PTMAc-PEG-PTMAc hydrogel modified by RGDC and hyaluronic acid promotes neural stem cells' survival and differentiation in vitro
Abstract
The enhancement of the biological properties of hydrogels by surface modifying with bioactive molecules is of great significance, especially for the treatment of central nervous system injury by combining engrafted cells. This study aimed to develop a novel polyethylene glycol (PEG)-based hydrogel modified by Arg-Gly-Asp-Cys (RGDC) and hyaluronic acid (HA) as a carrier of neural stem cells (NSCs) for applications in central nervous system disorders. These novel gels were synthesized successfully and confirmed by GPC curve and 1H NMR. The G′ increased with the increase in the contents of HA in the blends and the pore size of the hydrogels was detected by SEM. We evaluated the adhesion, survival, and differentiation of NSCs on hydrogels modified by different proportions of RGDC and HA in vitro. The number of NSCs adherent on a 30% RGDC hydrogel was significantly higher than the number of NSCs adherent on 10% and 20% RGDC hydrogels. However, only 74% of the NSCs were viable in the 30% RGDC hydrogel.

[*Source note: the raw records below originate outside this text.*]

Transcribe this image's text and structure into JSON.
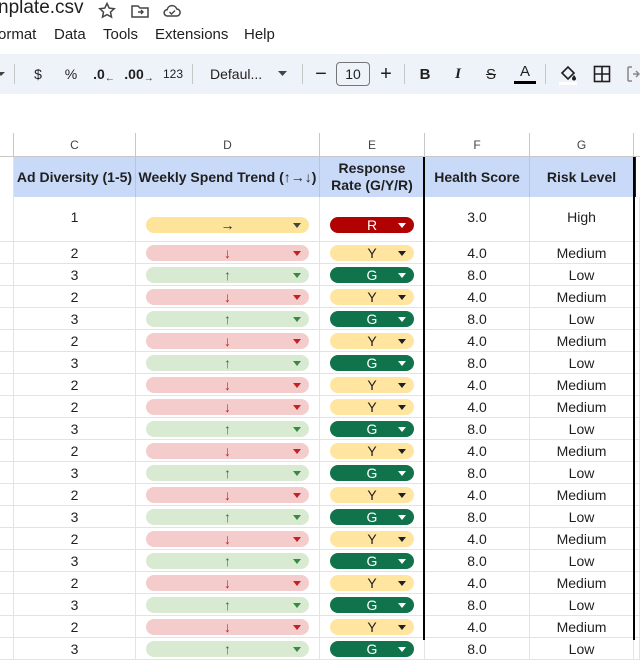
{
  "title": "nplate.csv",
  "menu": [
    "ormat",
    "Data",
    "Tools",
    "Extensions",
    "Help"
  ],
  "toolbar": {
    "currency": "$",
    "percent": "%",
    "dec_decrease": ".0",
    "dec_increase": ".00",
    "number_format": "123",
    "font": "Defaul...",
    "font_size": "10",
    "minus": "−",
    "plus": "+",
    "bold": "B",
    "italic": "I",
    "strike": "S",
    "text_color": "A"
  },
  "columns": [
    "C",
    "D",
    "E",
    "F",
    "G"
  ],
  "headers": {
    "c": "Ad Diversity (1-5)",
    "d": "Weekly Spend Trend (↑→↓)",
    "e_line1": "Response",
    "e_line2": "Rate (G/Y/R)",
    "f": "Health Score",
    "g": "Risk Level"
  },
  "colors": {
    "header_bg": "#c9daf8",
    "chip_red_bg": "#f4cccc",
    "chip_green_bg": "#d9ead3",
    "chip_yellow_bg": "#fde49a",
    "arrow_up": "#2e7d32",
    "arrow_down": "#c5221f",
    "rate_G": "#11734b",
    "rate_Y": "#ffe5a0",
    "rate_R": "#b10202"
  },
  "rows": [
    {
      "c": "1",
      "d": "→",
      "e": "R",
      "f": "3.0",
      "g": "High"
    },
    {
      "c": "2",
      "d": "↓",
      "e": "Y",
      "f": "4.0",
      "g": "Medium"
    },
    {
      "c": "3",
      "d": "↑",
      "e": "G",
      "f": "8.0",
      "g": "Low"
    },
    {
      "c": "2",
      "d": "↓",
      "e": "Y",
      "f": "4.0",
      "g": "Medium"
    },
    {
      "c": "3",
      "d": "↑",
      "e": "G",
      "f": "8.0",
      "g": "Low"
    },
    {
      "c": "2",
      "d": "↓",
      "e": "Y",
      "f": "4.0",
      "g": "Medium"
    },
    {
      "c": "3",
      "d": "↑",
      "e": "G",
      "f": "8.0",
      "g": "Low"
    },
    {
      "c": "2",
      "d": "↓",
      "e": "Y",
      "f": "4.0",
      "g": "Medium"
    },
    {
      "c": "2",
      "d": "↓",
      "e": "Y",
      "f": "4.0",
      "g": "Medium"
    },
    {
      "c": "3",
      "d": "↑",
      "e": "G",
      "f": "8.0",
      "g": "Low"
    },
    {
      "c": "2",
      "d": "↓",
      "e": "Y",
      "f": "4.0",
      "g": "Medium"
    },
    {
      "c": "3",
      "d": "↑",
      "e": "G",
      "f": "8.0",
      "g": "Low"
    },
    {
      "c": "2",
      "d": "↓",
      "e": "Y",
      "f": "4.0",
      "g": "Medium"
    },
    {
      "c": "3",
      "d": "↑",
      "e": "G",
      "f": "8.0",
      "g": "Low"
    },
    {
      "c": "2",
      "d": "↓",
      "e": "Y",
      "f": "4.0",
      "g": "Medium"
    },
    {
      "c": "3",
      "d": "↑",
      "e": "G",
      "f": "8.0",
      "g": "Low"
    },
    {
      "c": "2",
      "d": "↓",
      "e": "Y",
      "f": "4.0",
      "g": "Medium"
    },
    {
      "c": "3",
      "d": "↑",
      "e": "G",
      "f": "8.0",
      "g": "Low"
    },
    {
      "c": "2",
      "d": "↓",
      "e": "Y",
      "f": "4.0",
      "g": "Medium"
    },
    {
      "c": "3",
      "d": "↑",
      "e": "G",
      "f": "8.0",
      "g": "Low"
    }
  ]
}
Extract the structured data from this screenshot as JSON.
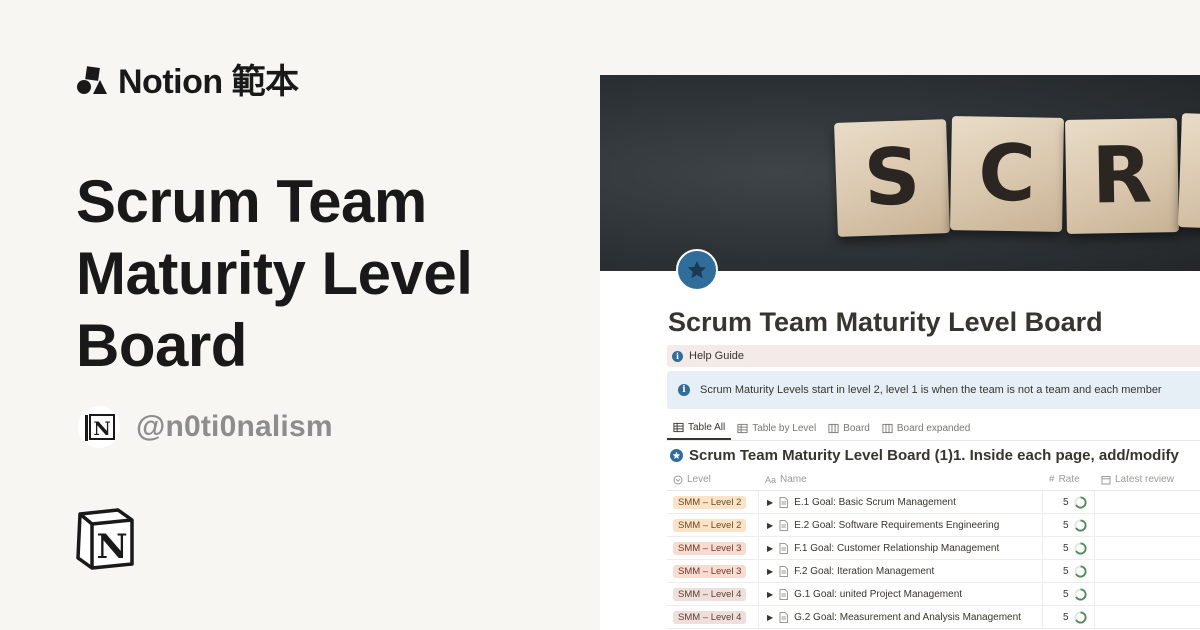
{
  "brand": {
    "text": "Notion 範本"
  },
  "heading": "Scrum Team Maturity Level Board",
  "author": {
    "handle": "@n0ti0nalism"
  },
  "preview": {
    "cover_letters": [
      "S",
      "C",
      "R",
      "U"
    ],
    "title": "Scrum Team Maturity Level Board",
    "help_guide": "Help Guide",
    "callout": "Scrum Maturity Levels start in level 2, level 1 is when the team is not a team and each member",
    "tabs": [
      {
        "label": "Table All",
        "icon": "table-icon",
        "active": true
      },
      {
        "label": "Table by Level",
        "icon": "table-icon",
        "active": false
      },
      {
        "label": "Board",
        "icon": "board-icon",
        "active": false
      },
      {
        "label": "Board expanded",
        "icon": "board-icon",
        "active": false
      }
    ],
    "db_title": "Scrum Team Maturity Level Board (1)1. Inside each page, add/modify",
    "columns": {
      "level": "Level",
      "name": "Name",
      "rate": "Rate",
      "review": "Latest review"
    },
    "rows": [
      {
        "level": "SMM – Level 2",
        "level_num": 2,
        "name": "E.1 Goal: Basic Scrum Management",
        "rate": "5"
      },
      {
        "level": "SMM – Level 2",
        "level_num": 2,
        "name": "E.2 Goal: Software Requirements Engineering",
        "rate": "5"
      },
      {
        "level": "SMM – Level 3",
        "level_num": 3,
        "name": "F.1 Goal: Customer Relationship Management",
        "rate": "5"
      },
      {
        "level": "SMM – Level 3",
        "level_num": 3,
        "name": "F.2 Goal: Iteration Management",
        "rate": "5"
      },
      {
        "level": "SMM – Level 4",
        "level_num": 4,
        "name": "G.1 Goal: united Project Management",
        "rate": "5"
      },
      {
        "level": "SMM – Level 4",
        "level_num": 4,
        "name": "G.2 Goal: Measurement and Analysis Management",
        "rate": "5"
      }
    ]
  },
  "colors": {
    "accent_blue": "#2f6d9a",
    "callout_bg": "#e6eff6",
    "help_bg": "#f4ebe9"
  }
}
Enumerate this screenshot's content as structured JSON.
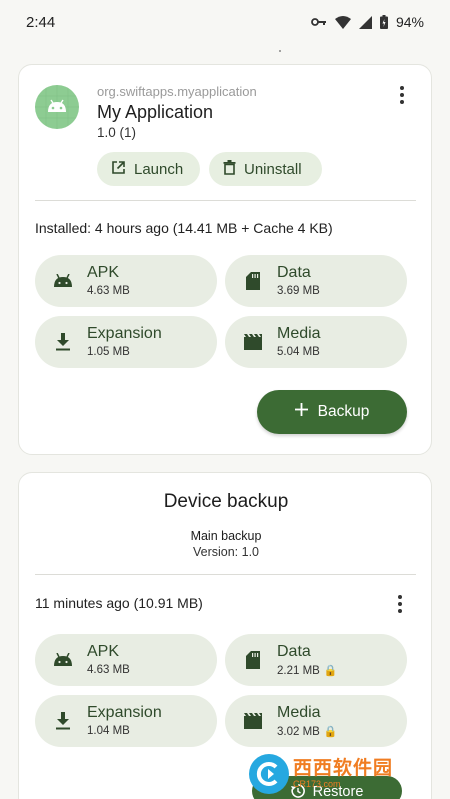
{
  "status_bar": {
    "time": "2:44",
    "battery": "94%"
  },
  "app": {
    "package": "org.swiftapps.myapplication",
    "name": "My Application",
    "version": "1.0 (1)",
    "launch_label": "Launch",
    "uninstall_label": "Uninstall",
    "installed_text": "Installed: 4 hours ago (14.41 MB + Cache 4 KB)",
    "tiles": [
      {
        "label": "APK",
        "size": "4.63 MB",
        "icon": "android-icon"
      },
      {
        "label": "Data",
        "size": "3.69 MB",
        "icon": "sd-card-icon"
      },
      {
        "label": "Expansion",
        "size": "1.05 MB",
        "icon": "download-icon"
      },
      {
        "label": "Media",
        "size": "5.04 MB",
        "icon": "movie-icon"
      }
    ],
    "backup_label": "Backup"
  },
  "device_backup": {
    "title": "Device backup",
    "subtitle": "Main backup",
    "version": "Version: 1.0",
    "time_text": "11 minutes ago (10.91 MB)",
    "tiles": [
      {
        "label": "APK",
        "size": "4.63 MB",
        "icon": "android-icon",
        "locked": false
      },
      {
        "label": "Data",
        "size": "2.21 MB",
        "icon": "sd-card-icon",
        "locked": true
      },
      {
        "label": "Expansion",
        "size": "1.04 MB",
        "icon": "download-icon",
        "locked": false
      },
      {
        "label": "Media",
        "size": "3.02 MB",
        "icon": "movie-icon",
        "locked": true
      }
    ],
    "restore_label": "Restore"
  },
  "watermark": {
    "brand": "西西软件园",
    "url": "CR173.com"
  },
  "colors": {
    "accent": "#3c6b34",
    "tile_bg": "#e8ede3",
    "chip_bg": "#e7efe1",
    "app_icon_bg": "#8dcc92"
  }
}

To further improve the survival rate of the NSCs, different proportions of HA were added to the 30% RGDC hydrogel to create Gel-1 (HA 33%) and Gel-2 (HA 50%). We found that both gel formulations, particularly Gel-1, increased the survival and differentiation rates of NSCs compared to the 30% RGDC hydrogel. Furthermore, Gel-1 exhibited low toxicity to NSCs, zebrafish embryogenesis, as well as the liver and kidneys in rats with spinal cord injuries at 1, 4, and 8 weeks. We conclude that this novel hydrogel (Gel-1) has good biocompatibility and can promote NSCs survival and differentiation into neurons. It could be used as a promising biological scaffold to treat central nervous system disorders in the future.